Aktualności

„Kamil Glik. Liczy się charakter”. Biografia reprezentanta Polski wkrótce w księgarniach!

Reprezentacja21.05.2016 
Niewielu wierzyło w jego talent. Ale on dzięki uporowi i ciężkiej pracy parł do przodu, zostając w końcu kapitanem Torino i filarem reprezentacji Polski w eliminacjach Euro 2016. 2 czerwca ukaże się książka Michała Zichlarza „Kamil Glik. Liczy się charakter”, opowiadająca o życiu i karierze podpory biało-czerwonych. Partnerem wydania został PZPN. Przeczytajcie fragment oficjalnej biografii Kamila Glika!
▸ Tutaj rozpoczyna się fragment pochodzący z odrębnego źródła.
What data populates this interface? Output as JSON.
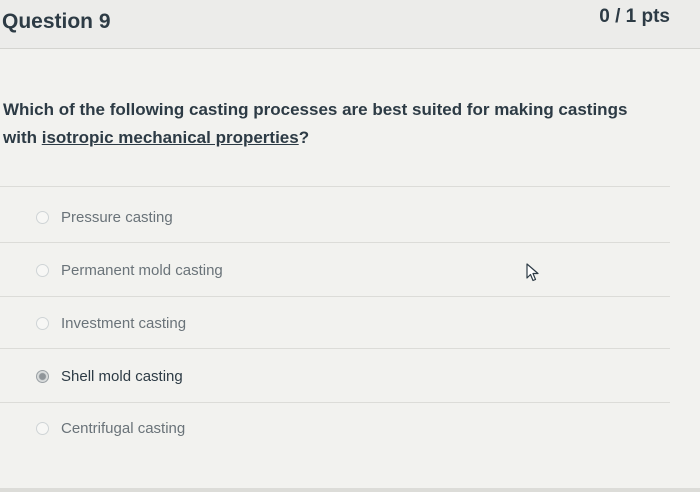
{
  "header": {
    "title": "Question 9",
    "points": "0 / 1 pts"
  },
  "question": {
    "text_part1": "Which of the following casting processes are best suited for making castings with",
    "text_underlined": "isotropic mechanical properties",
    "text_part2": "?"
  },
  "answers": [
    {
      "label": "Pressure casting",
      "selected": false
    },
    {
      "label": "Permanent mold casting",
      "selected": false
    },
    {
      "label": "Investment casting",
      "selected": false
    },
    {
      "label": "Shell mold casting",
      "selected": true
    },
    {
      "label": "Centrifugal casting",
      "selected": false
    }
  ],
  "icons": {
    "cursor": "mouse-pointer-icon"
  }
}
Książkę „Kamil Glik. Liczy się charakter” można już zamawiać >>>TUTAJ<<<,książka-p w cenie 31,49 zł (rabat 25% w przedsprzedaży).
Już w najbliższy weekend (19-22 maja) biografię będzie można nabyć podczas Warszawskich Targów Książki na PGE Narodowym na stoisku Wydawnictwa SQN (52/D8).
2 czerwca książka trafi do księgarni w całej Polsce.

Fragment książki:

BABCIA MODLI SIĘ ZA WNUCZKA

„Boże, nie odbieraj mi dziecka!”, krzyczał zdesperowany Jacek. Babcia Krystyna pobiegła do kościoła przy Katowickiej i błagała Boga o życie wnuka. Kamil miał wtedy niespełna półtora roku. Gdy przyjechał z mamą do babci, był cały siny. Usta, twarz. I te dziwne plamy. Nie dał się nawet z wózka wyciągnąć. „Synowa z synem pojechali do sanatorium dla dzieci po chorobie Heinego-Medina. Niestety, nikogo tam nie było. Potem skierowali się do szpitala”, wspomina Krystyna Glik.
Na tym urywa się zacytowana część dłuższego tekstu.